|
The agent issues a node request via the indirector among the first things it does. The agent sets its environment of the environment of the returned node. However, the agent does not send its facts with this node request. This means the classifier queries the facts indirection, which loads them from a facts yaml cache for the node if available, or (as would be the case if this the first node check-in) queries puppetdb for the facts (possibly returning none).
This server-side facts search is possibly slow, especially if querying PDB under load.
The agent doesn't do anything with the facts (parameters) returned with the node request. Next the agent downloads plugins/plugin-facts, runs facter to resolve facts, and then issues the catalog request with the facts.
The agent could instead query local facts before the node request, and send the agent's facts with the node request so that the classifier does not query them. The agent would still have to subsequently download plugins/plugin-facts and evaluate these, but we could explicitly only search the plugin paths when evaluating facts the second time, and then merge these with the recently queried facts used in the node request. This would be a backwards-compatible change likely unseen by users.
Note that with this change, we would effectively eliminate the need for a yaml facts cache, as neither the node nor catalog request would rely on a facts lookup. Per Josh Cooper's comment in PUP-7662, we could add a new setting value to disable the facts cache terminus by default (though users could still enable it).

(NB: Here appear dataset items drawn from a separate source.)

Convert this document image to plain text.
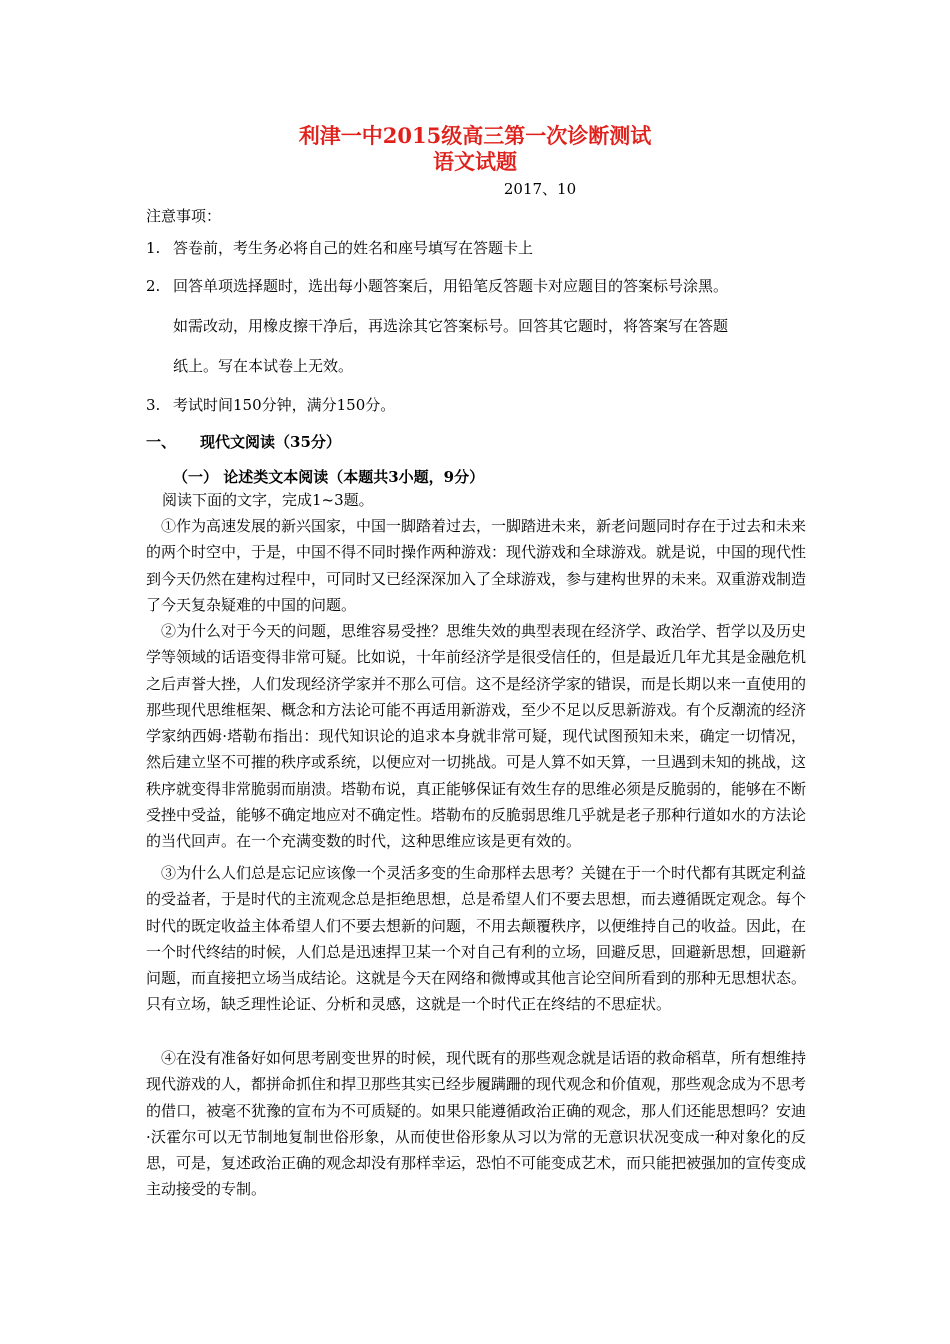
利津一中2015级高三第一次诊断测试
语文试题
2017、10
注意事项：
1. 答卷前，考生务必将自己的姓名和座号填写在答题卡上
2. 回答单项选择题时，选出每小题答案后，用铅笔反答题卡对应题目的答案标号涂黑。
如需改动，用橡皮擦干净后，再选涂其它答案标号。回答其它题时，将答案写在答题
纸上。写在本试卷上无效。
3. 考试时间150分钟，满分150分。
一、 现代文阅读（35分）
（一） 论述类文本阅读（本题共3小题，9分）
阅读下面的文字，完成1~3题。
①作为高速发展的新兴国家，中国一脚踏着过去，一脚踏进未来，新老问题同时存在于过去和未来的两个时空中，于是，中国不得不同时操作两种游戏：现代游戏和全球游戏。就是说，中国的现代性到今天仍然在建构过程中，可同时又已经深深加入了全球游戏，参与建构世界的未来。双重游戏制造了今天复杂疑难的中国的问题。
②为什么对于今天的问题，思维容易受挫？思维失效的典型表现在经济学、政治学、哲学以及历史学等领域的话语变得非常可疑。比如说，十年前经济学是很受信任的，但是最近几年尤其是金融危机之后声誉大挫，人们发现经济学家并不那么可信。这不是经济学家的错误，而是长期以来一直使用的那些现代思维框架、概念和方法论可能不再适用新游戏，至少不足以反思新游戏。有个反潮流的经济学家纳西姆·塔勒布指出：现代知识论的追求本身就非常可疑，现代试图预知未来，确定一切情况，然后建立坚不可摧的秩序或系统，以便应对一切挑战。可是人算不如天算，一旦遇到未知的挑战，这秩序就变得非常脆弱而崩溃。塔勒布说，真正能够保证有效生存的思维必须是反脆弱的，能够在不断受挫中受益，能够不确定地应对不确定性。塔勒布的反脆弱思维几乎就是老子那种行道如水的方法论的当代回声。在一个充满变数的时代，这种思维应该是更有效的。
③为什么人们总是忘记应该像一个灵活多变的生命那样去思考？关键在于一个时代都有其既定利益的受益者，于是时代的主流观念总是拒绝思想，总是希望人们不要去思想，而去遵循既定观念。每个时代的既定收益主体希望人们不要去想新的问题，不用去颠覆秩序，以便维持自己的收益。因此，在一个时代终结的时候，人们总是迅速捍卫某一个对自己有利的立场，回避反思，回避新思想，回避新问题，而直接把立场当成结论。这就是今天在网络和微博或其他言论空间所看到的那种无思想状态。只有立场，缺乏理性论证、分析和灵感，这就是一个时代正在终结的不思症状。
④在没有准备好如何思考剧变世界的时候，现代既有的那些观念就是话语的救命稻草，所有想维持现代游戏的人，都拼命抓住和捍卫那些其实已经步履蹒跚的现代观念和价值观，那些观念成为不思考的借口，被毫不犹豫的宣布为不可质疑的。如果只能遵循政治正确的观念，那人们还能思想吗？安迪·沃霍尔可以无节制地复制世俗形象，从而使世俗形象从习以为常的无意识状况变成一种对象化的反思，可是，复述政治正确的观念却没有那样幸运，恐怕不可能变成艺术，而只能把被强加的宣传变成主动接受的专制。
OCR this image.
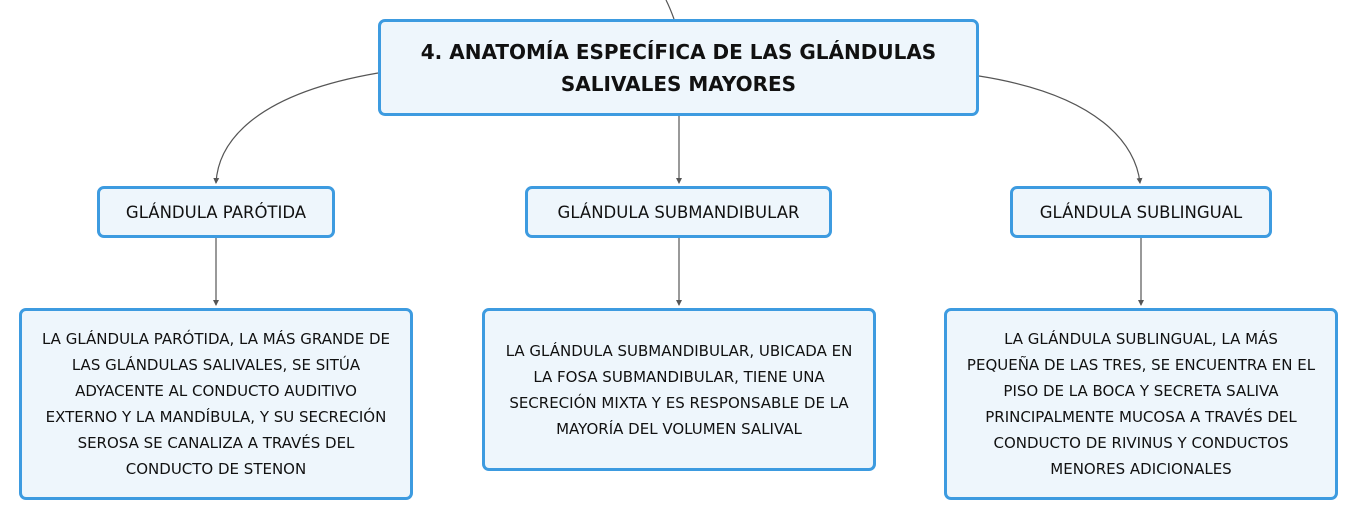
4. ANATOMÍA ESPECÍFICA DE LAS GLÁNDULAS
SALIVALES MAYORES
GLÁNDULA PARÓTIDA	GLÁNDULA SUBMANDIBULAR	GLÁNDULA SUBLINGUAL
LA GLÁNDULA PARÓTIDA, LA MÁS GRANDE DE
LAS GLÁNDULAS SALIVALES, SE SITÚA
ADYACENTE AL CONDUCTO AUDITIVO
EXTERNO Y LA MANDÍBULA, Y SU SECRECIÓN
SEROSA SE CANALIZA A TRAVÉS DEL
CONDUCTO DE STENON
LA GLÁNDULA SUBMANDIBULAR, UBICADA EN
LA FOSA SUBMANDIBULAR, TIENE UNA
SECRECIÓN MIXTA Y ES RESPONSABLE DE LA
MAYORÍA DEL VOLUMEN SALIVAL
LA GLÁNDULA SUBLINGUAL, LA MÁS
PEQUEÑA DE LAS TRES, SE ENCUENTRA EN EL
PISO DE LA BOCA Y SECRETA SALIVA
PRINCIPALMENTE MUCOSA A TRAVÉS DEL
CONDUCTO DE RIVINUS Y CONDUCTOS
MENORES ADICIONALES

The upside to this change is we eliminate the last of the potentially costly facts lookups by the classifier during an agent run. A potential downside is that we would also need to (be able to) deserialize the submitted facts in the node terminus. While not necessarily complicated from a code perspective, I'm not sure what the performance hit of doing so would be, if any. I assume the PDB terminus already does something similar so it seems reasonable that this would equal out/offset.
In Scope
-
Modify Puppet::Configurer so that local facts are queried and then submitted with the node request
-
These facts should be merged with those subsequently downloaded via plugin-sync. To evaluate plugin-synced facts, facter should explicitly only evaluate the plugin sync paths, not the default facts so that we avoid evaluating the core facts twice
-
The node classifier terminus should be modified to accept a serialized facts body if submitted with the request, and deserialize them for use during the node lookup. This should be done in a backwards-compatible way so that newer agents can still talk to older masters and older agents can talk to newer masters
-
Disable caching yaml facts in puppet server by default
-
This is accomplished by setting Puppet[:facts_cache_terminus] setting to none by default and then setting Puppet::Node::Facts.indirection.cache_class to the setting value, here https://github.com/puppetlabs/puppetserver/blob/master/src/ruby/puppetserver-lib/puppet/server/puppet_config.rb.
|